Um dos pontos altos deste protesto é uma manifestação de médicos "vestidos com bata branca" que está marcada para esta tarde frente ao Ministério da Saúde.

Na base deste protesto estão 20 reivindicações dos clínicos, sendo a mais polémica o fim do concurso de aquisição de serviços médicos.

No pré-aviso de greve, o Sindicato Independente dos Médicos (SIM) e a Federação Nacional dos Médicos (FNAM) recusam "as múltiplas e graves medidas governamentais de restrição no acesso aos cuidados de saúde".

Os clínicos identificam como um dos objetivos deste protesto a defesa do Serviço Nacional de Saúde (SNS).

Os médicos reclamam a defesa da "qualidade do exercício da profissão médica e da sua formação contínua" e recusam "as múltiplas e graves medidas governamentais de restrição no acesso aos cuidados de saúde para um número crescente de cidadãos, colocando permanentes situações dramáticas aos vários sectores de profissionais de saúde".

Durante estes dois dias, os serviços mínimos e os meios necessários são os mesmos que existem aos domingos e feriados nas instituições de saúde.

Segundo consta do pré-aviso da greve, nestes dias os trabalhadores médicos devem garantir a prestação dos cuidados de quimioterapia e radioterapia, de diálise, urgência interna e indispensáveis para a dispensa de medicamentos de uso exclusivamente hospitalar.

Devem igualmente ser assegurados os serviços de imunohemoterapia com ligação aos dadores de sangue, recolha de órgãos e transplantes e os cuidados paliativos em internamento.

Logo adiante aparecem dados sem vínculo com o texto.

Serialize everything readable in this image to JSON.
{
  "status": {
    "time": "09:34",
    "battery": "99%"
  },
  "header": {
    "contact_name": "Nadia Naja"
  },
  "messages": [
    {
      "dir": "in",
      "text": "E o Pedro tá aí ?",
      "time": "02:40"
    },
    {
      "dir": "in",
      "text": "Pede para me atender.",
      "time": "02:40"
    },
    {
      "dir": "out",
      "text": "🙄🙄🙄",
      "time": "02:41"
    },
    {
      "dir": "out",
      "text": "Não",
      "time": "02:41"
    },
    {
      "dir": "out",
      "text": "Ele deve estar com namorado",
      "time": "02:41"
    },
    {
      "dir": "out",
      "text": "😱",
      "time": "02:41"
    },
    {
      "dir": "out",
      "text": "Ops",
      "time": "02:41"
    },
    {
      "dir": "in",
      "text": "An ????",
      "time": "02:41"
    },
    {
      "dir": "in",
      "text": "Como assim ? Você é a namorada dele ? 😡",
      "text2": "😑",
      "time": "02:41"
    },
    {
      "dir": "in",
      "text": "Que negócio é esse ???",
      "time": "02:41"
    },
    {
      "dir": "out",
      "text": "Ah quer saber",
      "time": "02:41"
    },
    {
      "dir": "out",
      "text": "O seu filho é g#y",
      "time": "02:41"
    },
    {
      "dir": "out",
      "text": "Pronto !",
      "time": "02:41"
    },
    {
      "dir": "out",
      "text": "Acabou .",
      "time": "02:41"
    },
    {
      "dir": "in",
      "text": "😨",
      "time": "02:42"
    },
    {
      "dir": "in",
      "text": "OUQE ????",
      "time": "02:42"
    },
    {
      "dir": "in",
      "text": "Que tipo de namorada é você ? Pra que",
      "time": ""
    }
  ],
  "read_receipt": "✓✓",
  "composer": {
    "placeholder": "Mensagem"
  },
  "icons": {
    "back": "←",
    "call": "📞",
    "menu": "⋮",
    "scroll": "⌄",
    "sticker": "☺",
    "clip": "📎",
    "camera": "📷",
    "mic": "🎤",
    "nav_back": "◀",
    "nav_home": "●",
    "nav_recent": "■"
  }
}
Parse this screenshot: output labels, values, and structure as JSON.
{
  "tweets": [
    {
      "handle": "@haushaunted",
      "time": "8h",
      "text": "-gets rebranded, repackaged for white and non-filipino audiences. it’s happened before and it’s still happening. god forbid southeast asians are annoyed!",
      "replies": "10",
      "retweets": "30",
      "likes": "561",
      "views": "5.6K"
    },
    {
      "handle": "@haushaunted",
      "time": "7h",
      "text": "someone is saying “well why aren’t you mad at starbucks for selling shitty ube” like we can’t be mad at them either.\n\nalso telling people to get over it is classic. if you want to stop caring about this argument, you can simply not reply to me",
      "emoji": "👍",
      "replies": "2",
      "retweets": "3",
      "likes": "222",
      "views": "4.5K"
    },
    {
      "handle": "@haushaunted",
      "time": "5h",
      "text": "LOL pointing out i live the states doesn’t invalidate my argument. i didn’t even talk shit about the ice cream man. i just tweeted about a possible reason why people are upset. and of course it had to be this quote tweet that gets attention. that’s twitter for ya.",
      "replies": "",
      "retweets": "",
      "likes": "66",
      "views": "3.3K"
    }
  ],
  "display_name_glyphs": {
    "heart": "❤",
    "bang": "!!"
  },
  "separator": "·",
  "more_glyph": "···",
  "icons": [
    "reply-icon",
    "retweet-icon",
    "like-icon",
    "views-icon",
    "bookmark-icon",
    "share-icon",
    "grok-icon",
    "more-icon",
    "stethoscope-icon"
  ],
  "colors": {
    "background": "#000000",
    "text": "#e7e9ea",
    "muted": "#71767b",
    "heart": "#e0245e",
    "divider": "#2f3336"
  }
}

Também assegurada deve ser a punção folicular por determinação médica em mulheres cujo procedimento de Procriação Medicamente Assistida (PMA) tenha sido iniciado e decorra em estabelecimento do Serviço Nacional de Saúde (SNS).

Desde a década de 80 - com Leonor Beleza como ministra da Saúde - que as duas forças sindicais, com o apoio da Ordem dos Médicos, não agendavam um protesto com esta amplitude.

Esteve marcada para o primeiro dia deste ano uma greve dos médicos, tendo em conta o valor das horas extraordinárias, mas o protesto acabou por não se concretizar perante a disponibilidade manifestada pelo ministro Paulo Macedo para as negociações.